Es gibt Wörter, die begegnen einem ständig. Wellness gehört dazu – und zwar nicht nur im Zusammenhang mit schicken Hotels und Thermalbädern. Wer bei Google nach „Wellness“ sucht und nach „Shopping“ filtert, findet Säfte und Kräutertees, Sessel und Liegen, Bademäntel und Saunatücher, Duschköpfe und Schwämme, Massagebürsten und Fußreflexzonensocken. Und sogar Hundefutter. Längst ist der rechtlich nicht geschützte Begriff ein Keyword des Marketings geworden.

Das ärgert den Geschäftsführenden Vorsitzenden des Deutschen Wellness Verbandes, Lutz Hertel: „Aus fachlicher Perspektive hat das alles gar nichts mit Wellness zu tun“, sagt er. Wellness sei eine Lebensphilosophie und ein damit verbundener Lebensstil. Jeder Mensch solle nach seinen individuellen Voraussetzungen bestmöglich leben. Ein aktives Konzept, zu dem Bewegung, Ernährung und Schlaf gehören, und das wenig mit der passiven Ab-auf-die-Massageliege-Mentalität zu tun hat. „Wellness ist kein Vergnügen, sondern mit Arbeit und Veränderung verbunden“, betont er.

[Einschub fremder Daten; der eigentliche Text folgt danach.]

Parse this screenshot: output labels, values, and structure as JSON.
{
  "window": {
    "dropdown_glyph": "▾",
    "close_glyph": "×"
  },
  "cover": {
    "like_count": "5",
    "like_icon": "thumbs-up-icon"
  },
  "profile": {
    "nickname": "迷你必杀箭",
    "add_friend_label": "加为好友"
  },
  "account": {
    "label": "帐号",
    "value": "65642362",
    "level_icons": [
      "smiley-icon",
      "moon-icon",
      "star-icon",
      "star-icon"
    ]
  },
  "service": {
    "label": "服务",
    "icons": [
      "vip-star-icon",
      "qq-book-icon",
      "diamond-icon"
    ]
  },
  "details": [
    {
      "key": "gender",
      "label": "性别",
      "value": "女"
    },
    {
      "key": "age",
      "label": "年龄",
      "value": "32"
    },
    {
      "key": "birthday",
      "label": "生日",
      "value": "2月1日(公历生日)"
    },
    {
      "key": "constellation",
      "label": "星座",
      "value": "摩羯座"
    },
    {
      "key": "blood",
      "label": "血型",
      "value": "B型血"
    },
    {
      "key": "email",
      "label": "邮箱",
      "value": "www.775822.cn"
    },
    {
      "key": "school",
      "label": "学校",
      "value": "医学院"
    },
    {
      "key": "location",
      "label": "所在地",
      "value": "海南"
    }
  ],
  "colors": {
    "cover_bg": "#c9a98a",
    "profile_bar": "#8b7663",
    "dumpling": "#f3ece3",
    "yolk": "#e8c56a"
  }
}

Vor allem im deutschsprachigen Raum breitet sich allerdings seit Jahren eher das aus, was der Experte „Disneyland für gestresste Erwachsene“ nennt. Die gefühlt weiter steigende Beliebtheit von Wellness lässt sich statistisch übrigens nicht belegen, da es entsprechende Daten schlicht nicht gibt. Das hat auch mit der Dehnbarkeit des Begriffs zu tun: Ist jedes Haus mit Sauna, Schwimmbad und Masseur ein Wellness-Hotel? Wann ist eine Therme ein Wellnessort und kein Freizeitbad?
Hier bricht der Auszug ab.